I began as a PhD student in the university’s School of Pharmacy and Biomolecular Sciences. I developed a delivery system capable of blocking blood flow to cancerous liver tumours and releasing drugs directly into the targeted area. The system could improve treatment and reduce damage to surrounding cells and the debilitating side effects of chemotherapy.
My research studies focused on liver tumours. Mortality rates for many cancer types are falling but deaths from liver cancer are expected to rise by nearly 40 per cent by 2030 due to rising alcohol consumption and other risk factors.
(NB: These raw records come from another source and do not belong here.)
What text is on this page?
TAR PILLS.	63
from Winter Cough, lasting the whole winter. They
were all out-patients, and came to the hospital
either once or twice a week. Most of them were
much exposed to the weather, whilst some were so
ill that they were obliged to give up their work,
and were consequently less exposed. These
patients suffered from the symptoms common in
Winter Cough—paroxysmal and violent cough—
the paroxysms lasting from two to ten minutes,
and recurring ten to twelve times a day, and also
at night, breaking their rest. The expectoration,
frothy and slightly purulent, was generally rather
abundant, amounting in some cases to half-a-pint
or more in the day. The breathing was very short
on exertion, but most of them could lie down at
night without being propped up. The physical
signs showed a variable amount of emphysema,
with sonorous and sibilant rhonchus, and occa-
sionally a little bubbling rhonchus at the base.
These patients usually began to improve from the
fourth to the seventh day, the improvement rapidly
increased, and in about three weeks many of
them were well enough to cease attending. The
Specifically my research involved microscopic ‘beads’ which are injected through a catheter into the specific blood vessels supplying liver tumours. Blood vessels feeding the tumour are blocked, depriving it of oxygen and nutrients, whereas the rest of the liver tissue remains unaffected. The beads then slowly release the drug into the tumour site, giving a sustained dose of chemotherapy to the cancerous region. When the drugs are delivered this way, the amount of drug that reaches the rest of the body is greatly reduced, meaning fewer side effects for the patient.
My research investigated the efficacy of beads loaded with novel, targeted drugs that could disrupt the mechanisms by which liver tumours sometimes escape destruction. The novel part of my research was the local delivery of these types of drugs.
I was thrilled to have been awarded £80,000 funding from the Royal Commission for the Exhibition of 1851 to pursue my research. I worked with Biocompatibles UK Ltd, a healthcare company specialising in drug delivery methods and a BTG International group company. The university has a long-standing relationship with BTG that I am happy to be able to continue with this collaboration.